The English steamer Pluto is in port, having just returned from St. Helena after the capture of the American bark Orion with eight hundred and fifty slaves. These are apprenticed for a number of years, and a bounty of five pounds or twenty-five dollars her head is paid to the officers of the ship by the English government in addition to the thirty-five shillings per ton upon the hull. The vessels are then condemned and sawn in two. Several such half hulks lie on the beach here. I noticed two American schooners in port, fine rakish looking vessels, appearing as if they were for what they call here the “black-bird trade.” Our American officers, whom I met in the Canary islands, complain that they cannot get prizes, as the English have spies all along the coast and get information, which they can afford to pay for, as John Bull pays such large prize money, while our people pay only in sympathy.
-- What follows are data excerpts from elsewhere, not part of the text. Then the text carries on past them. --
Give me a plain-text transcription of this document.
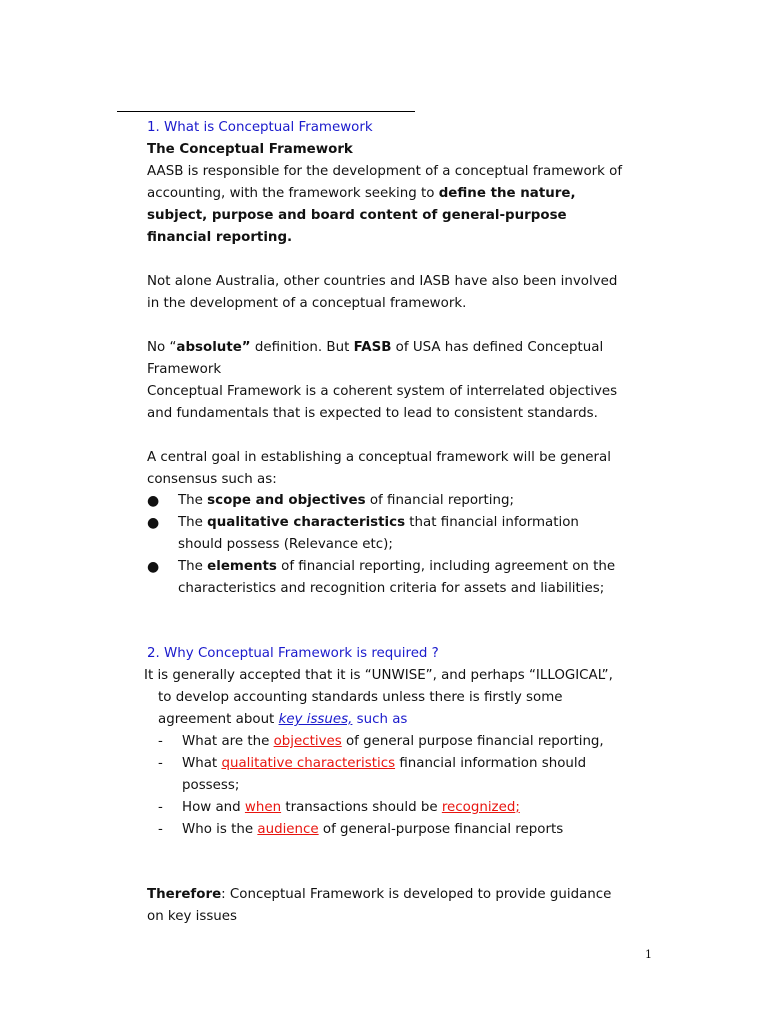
1. What is Conceptual Framework

The Conceptual Framework

AASB is responsible for the development of a conceptual framework of

accounting, with the framework seeking to define the nature,

subject, purpose and board content of general-purpose

financial reporting.

Not alone Australia, other countries and IASB have also been involved

in the development of a conceptual framework.

No “absolute” definition. But FASB of USA has defined Conceptual

Framework

Conceptual Framework is a coherent system of interrelated objectives

and fundamentals that is expected to lead to consistent standards.

A central goal in establishing a conceptual framework will be general

consensus such as:

● The scope and objectives of financial reporting;
● The qualitative characteristics that financial information

should possess (Relevance etc);

● The elements of financial reporting, including agreement on the

characteristics and recognition criteria for assets and liabilities;

2. Why Conceptual Framework is required ?

It is generally accepted that it is “UNWISE”, and perhaps “ILLOGICAL”,

to develop accounting standards unless there is firstly some

agreement about key issues, such as

- What are the objectives of general purpose financial reporting,
- What qualitative characteristics financial information should

possess;

- How and when transactions should be recognized;
- Who is the audience of general-purpose financial reports

Therefore: Conceptual Framework is developed to provide guidance

on key issues

1
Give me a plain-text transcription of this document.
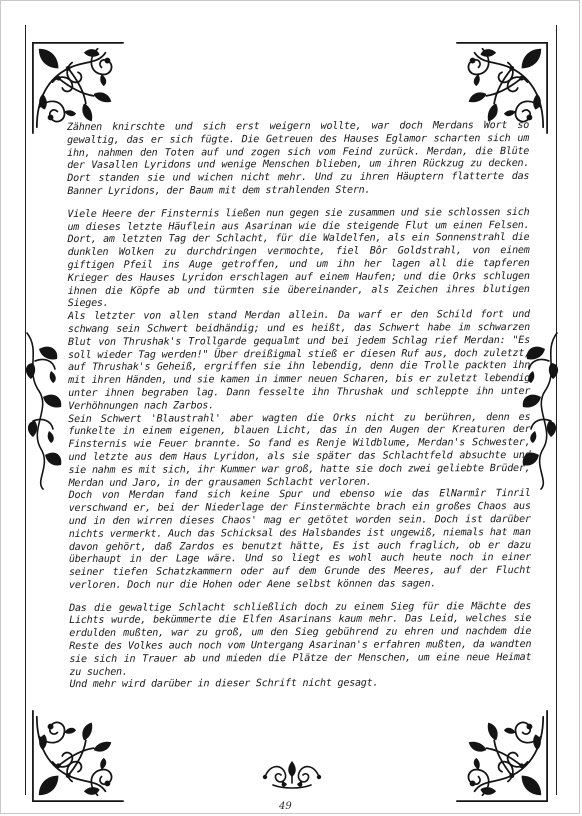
Zähnen knirschte und sich erst weigern wollte, war doch Merdans Wort so gewaltig, das er sich fügte. Die Getreuen des Hauses Eglamor scharten sich um ihn, nahmen den Toten auf und zogen sich vom Feind zurück. Merdan, die Blüte der Vasallen Lyridons und wenige Menschen blieben, um ihren Rückzug zu decken. Dort standen sie und wichen nicht mehr. Und zu ihren Häuptern flatterte das Banner Lyridons, der Baum mit dem strahlenden Stern.

Viele Heere der Finsternis ließen nun gegen sie zusammen und sie schlossen sich um dieses letzte Häuflein aus Asarinan wie die steigende Flut um einen Felsen. Dort, am letzten Tag der Schlacht, für die Waldelfen, als ein Sonnenstrahl die dunklen Wolken zu durchdringen vermochte, fiel Bôr Goldstrahl, von einem giftigen Pfeil ins Auge getroffen, und um ihn her lagen all die tapferen Krieger des Hauses Lyridon erschlagen auf einem Haufen; und die Orks schlugen ihnen die Köpfe ab und türmten sie übereinander, als Zeichen ihres blutigen Sieges.

Als letzter von allen stand Merdan allein. Da warf er den Schild fort und schwang sein Schwert beidhändig; und es heißt, das Schwert habe im schwarzen Blut von Thrushak's Trollgarde gequalmt und bei jedem Schlag rief Merdan: "Es soll wieder Tag werden!" Über dreißigmal stieß er diesen Ruf aus, doch zuletzt, auf Thrushak's Geheiß, ergriffen sie ihn lebendig, denn die Trolle packten ihn mit ihren Händen, und sie kamen in immer neuen Scharen, bis er zuletzt lebendig unter ihnen begraben lag. Dann fesselte ihn Thrushak und schleppte ihn unter Verhöhnungen nach Zarbos.

Sein Schwert 'Blaustrahl' aber wagten die Orks nicht zu berühren, denn es funkelte in einem eigenen, blauen Licht, das in den Augen der Kreaturen der Finsternis wie Feuer brannte. So fand es Renje Wildblume, Merdan's Schwester, und letzte aus dem Haus Lyridon, als sie später das Schlachtfeld absuchte und sie nahm es mit sich, ihr Kummer war groß, hatte sie doch zwei geliebte Brüder, Merdan und Jaro, in der grausamen Schlacht verloren.

Doch von Merdan fand sich keine Spur und ebenso wie das ElNarmîr Tinril verschwand er, bei der Niederlage der Finstermächte brach ein großes Chaos aus und in den wirren dieses Chaos' mag er getötet worden sein. Doch ist darüber nichts vermerkt. Auch das Schicksal des Halsbandes ist ungewiß, niemals hat man davon gehört, daß Zardos es benutzt hätte, Es ist auch fraglich, ob er dazu überhaupt in der Lage wäre. Und so liegt es wohl auch heute noch in einer seiner tiefen Schatzkammern oder auf dem Grunde des Meeres, auf der Flucht verloren. Doch nur die Hohen oder Aene selbst können das sagen.

Das die gewaltige Schlacht schließlich doch zu einem Sieg für die Mächte des Lichts wurde, bekümmerte die Elfen Asarinans kaum mehr. Das Leid, welches sie erdulden mußten, war zu groß, um den Sieg gebührend zu ehren und nachdem die Reste des Volkes auch noch vom Untergang Asarinan's erfahren mußten, da wandten sie sich in Trauer ab und mieden die Plätze der Menschen, um eine neue Heimat zu suchen.

Und mehr wird darüber in dieser Schrift nicht gesagt.

49
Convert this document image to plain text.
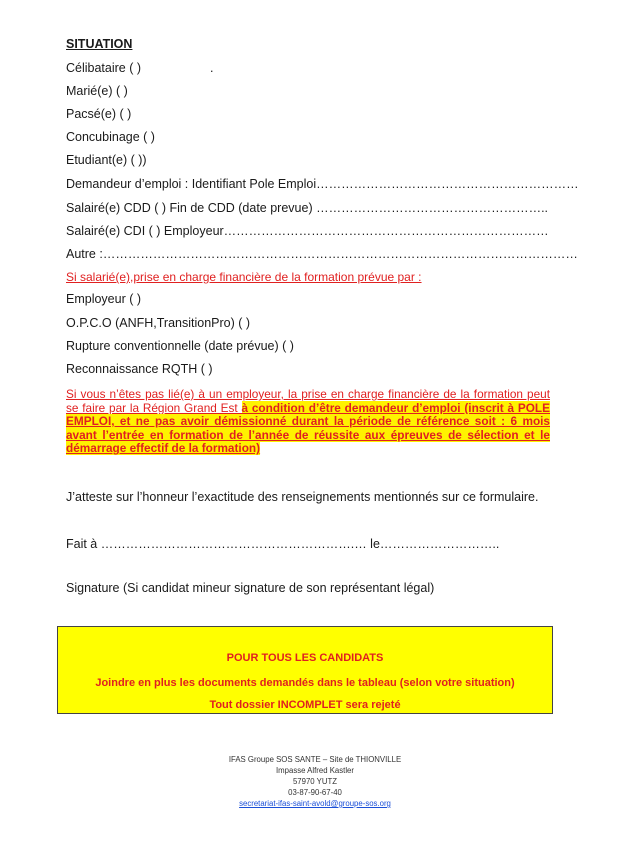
SITUATION
.
Célibataire ( )
Marié(e) ( )
Pacsé(e) ( )
Concubinage ( )
Etudiant(e) ( ))
Demandeur d’emploi : Identifiant Pole Emploi………………………………………………………
Salairé(e) CDD ( ) Fin de CDD (date prevue) ………………………………………………..
Salairé(e) CDI ( ) Employeur……………………………………………………………………
Autre :……………………………………………………………………………………………………
Si salarié(e),prise en charge financière de la formation prévue par :
Employeur ( )
O.P.C.O (ANFH,TransitionPro) ( )
Rupture conventionnelle (date prévue) ( )
Reconnaissance RQTH ( )
Si vous n’êtes pas lié(e) à un employeur, la prise en charge financière de la formation peut se faire par la Région Grand Est à condition d’être demandeur d’emploi (inscrit à POLE EMPLOI, et ne pas avoir démissionné durant la période de référence soit : 6 mois avant l’entrée en formation de l’année de réussite aux épreuves de sélection et le démarrage effectif de la formation)
J’atteste sur l’honneur l’exactitude des renseignements mentionnés sur ce formulaire.
Fait à …………………………………………………….… le………………………..
Signature (Si candidat mineur signature de son représentant légal)
POUR TOUS LES CANDIDATS
Joindre en plus les documents demandés dans le tableau (selon votre situation)
Tout dossier INCOMPLET sera rejeté
IFAS Groupe SOS SANTE – Site de THIONVILLE
Impasse Alfred Kastler
57970 YUTZ
03-87-90-67-40
secretariat-ifas-saint-avold@groupe-sos.org
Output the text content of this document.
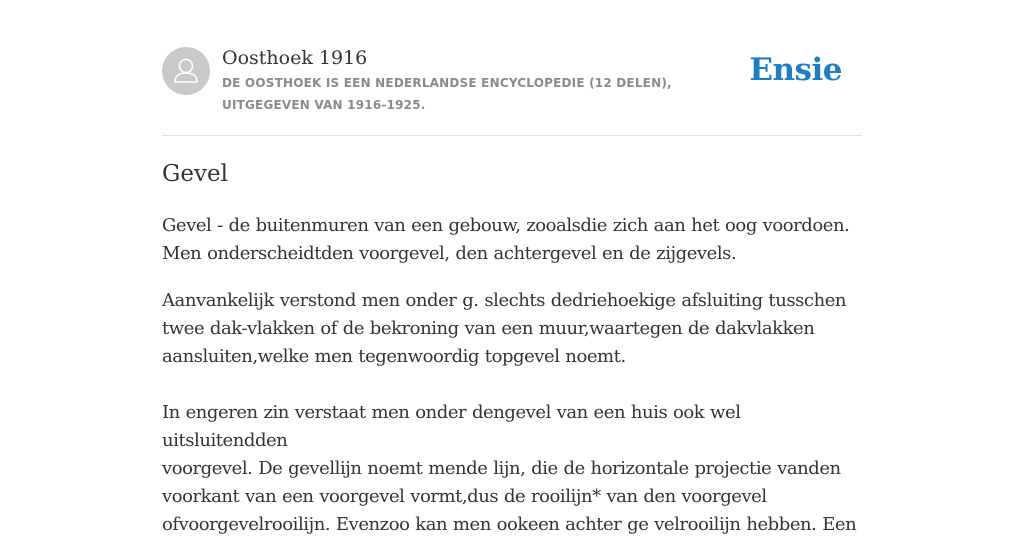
Oosthoek 1916
DE OOSTHOEK IS EEN NEDERLANDSE ENCYCLOPEDIE (12 DELEN), UITGEGEVEN VAN 1916-1925.
Ensie
Gevel

Gevel - de buitenmuren van een gebouw, zooalsdie zich aan het oog voordoen.
Men onderscheidtden voorgevel, den achtergevel en de zijgevels.

Aanvankelijk verstond men onder g. slechts dedriehoekige afsluiting tusschen
twee dak-vlakken of de bekroning van een muur,waartegen de dakvlakken
aansluiten,welke men tegenwoordig topgevel noemt.

In engeren zin verstaat men onder dengevel van een huis ook wel uitsluitendden
voorgevel. De gevellijn noemt mende lijn, die de horizontale projectie vanden
voorkant van een voorgevel vormt,dus de rooilijn* van den voorgevel
ofvoorgevelrooilijn. Evenzoo kan men ookeen achter ge velrooilijn hebben. Een
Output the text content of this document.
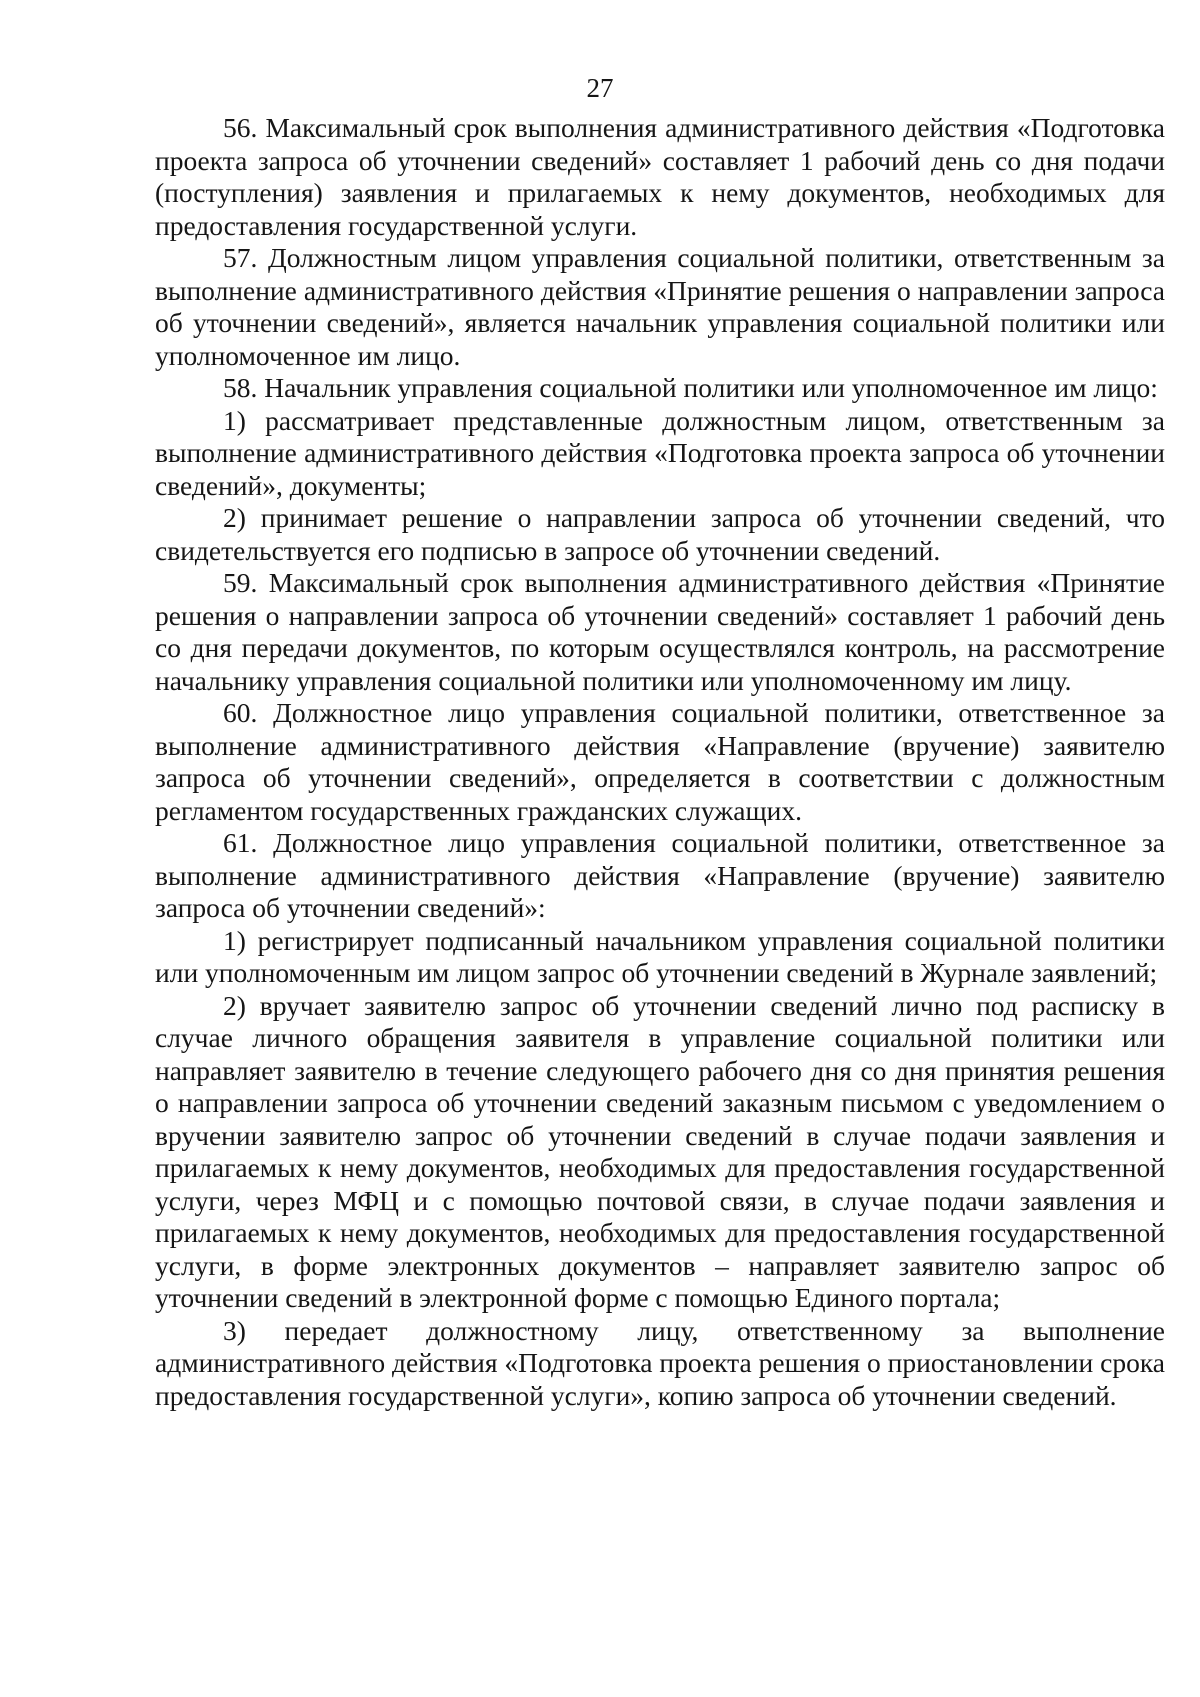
27

56. Максимальный срок выполнения административного действия «Подготовка проекта запроса об уточнении сведений» составляет 1 рабочий день со дня подачи (поступления) заявления и прилагаемых к нему документов, необходимых для предоставления государственной услуги.

57. Должностным лицом управления социальной политики, ответственным за выполнение административного действия «Принятие решения о направлении запроса об уточнении сведений», является начальник управления социальной политики или уполномоченное им лицо.

58. Начальник управления социальной политики или уполномоченное им лицо:

1) рассматривает представленные должностным лицом, ответственным за выполнение административного действия «Подготовка проекта запроса об уточнении сведений», документы;

2) принимает решение о направлении запроса об уточнении сведений, что свидетельствуется его подписью в запросе об уточнении сведений.

59. Максимальный срок выполнения административного действия «Принятие решения о направлении запроса об уточнении сведений» составляет 1 рабочий день со дня передачи документов, по которым осуществлялся контроль, на рассмотрение начальнику управления социальной политики или уполномоченному им лицу.

60. Должностное лицо управления социальной политики, ответственное за выполнение административного действия «Направление (вручение) заявителю запроса об уточнении сведений», определяется в соответствии с должностным регламентом государственных гражданских служащих.

61. Должностное лицо управления социальной политики, ответственное за выполнение административного действия «Направление (вручение) заявителю запроса об уточнении сведений»:

1) регистрирует подписанный начальником управления социальной политики или уполномоченным им лицом запрос об уточнении сведений в Журнале заявлений;

2) вручает заявителю запрос об уточнении сведений лично под расписку в случае личного обращения заявителя в управление социальной политики или направляет заявителю в течение следующего рабочего дня со дня принятия решения о направлении запроса об уточнении сведений заказным письмом с уведомлением о вручении заявителю запрос об уточнении сведений в случае подачи заявления и прилагаемых к нему документов, необходимых для предоставления государственной услуги, через МФЦ и с помощью почтовой связи, в случае подачи заявления и прилагаемых к нему документов, необходимых для предоставления государственной услуги, в форме электронных документов – направляет заявителю запрос об уточнении сведений в электронной форме с помощью Единого портала;

3) передает должностному лицу, ответственному за выполнение административного действия «Подготовка проекта решения о приостановлении срока предоставления государственной услуги», копию запроса об уточнении сведений.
An amusing incident has just occurred. A negro soldier came on deck and handed me a note. I found he spoke but little English jargon, which the negroes use, and I asked him where he came from. He said he was a captured slave, and now received half-pay for military service. At that moment he recognised a Portuguese passenger as the man who had sold him on the coast. His eye glistened with anger as he spoke to the person, and said, “You sold me.” The Portuguese could not recollect him, as he was one out of one hundred and sixty which he admitted he bought, and sold at a profit of twenty-eight dollars per head. On further conversation, the negro admitted that he was now very glad of the change.

The brig Harris, an American, has lately been taken. The English had watched the vessel for a long time as suspicious, and, in fact, knew what it was up to, but it is policy for them to wait until the negroes are on board; thus they get apprentices and the bounty money. In the evening the Englishman visited the ship, the cargo was already on board, the hatches closed, and some negroes lying on deck, who were reported as native sailors of the coast. The crew were pulling the tails of pigs to make them squeal, to prevent the hearing of noise from the hold, where officers stood with revolvers, threatening the negroes if they did not keep quiet. The hatches were down twenty minutes. The commander left, satisfied that the game was not yet bagged, and went away, when an English captain informed him that he had seen the negroes going on board. Had it not been for this information the American would have been off. He was watched, boarded, and commanded to haul down his flag and give up his papers. The American denied the right to board him, according to treaty. Then, said the commander, I will detain you until I find an American cruizer, and you will be delivered up and tried as a pirate. The effect was produced, and a compromise took place. The Englishman turned his back, the flag was hauled down, and the papers were thrown overboard, officers and men permitted to leave with their effects, and the vessel seized as a prize, without nationality of papers, or flag.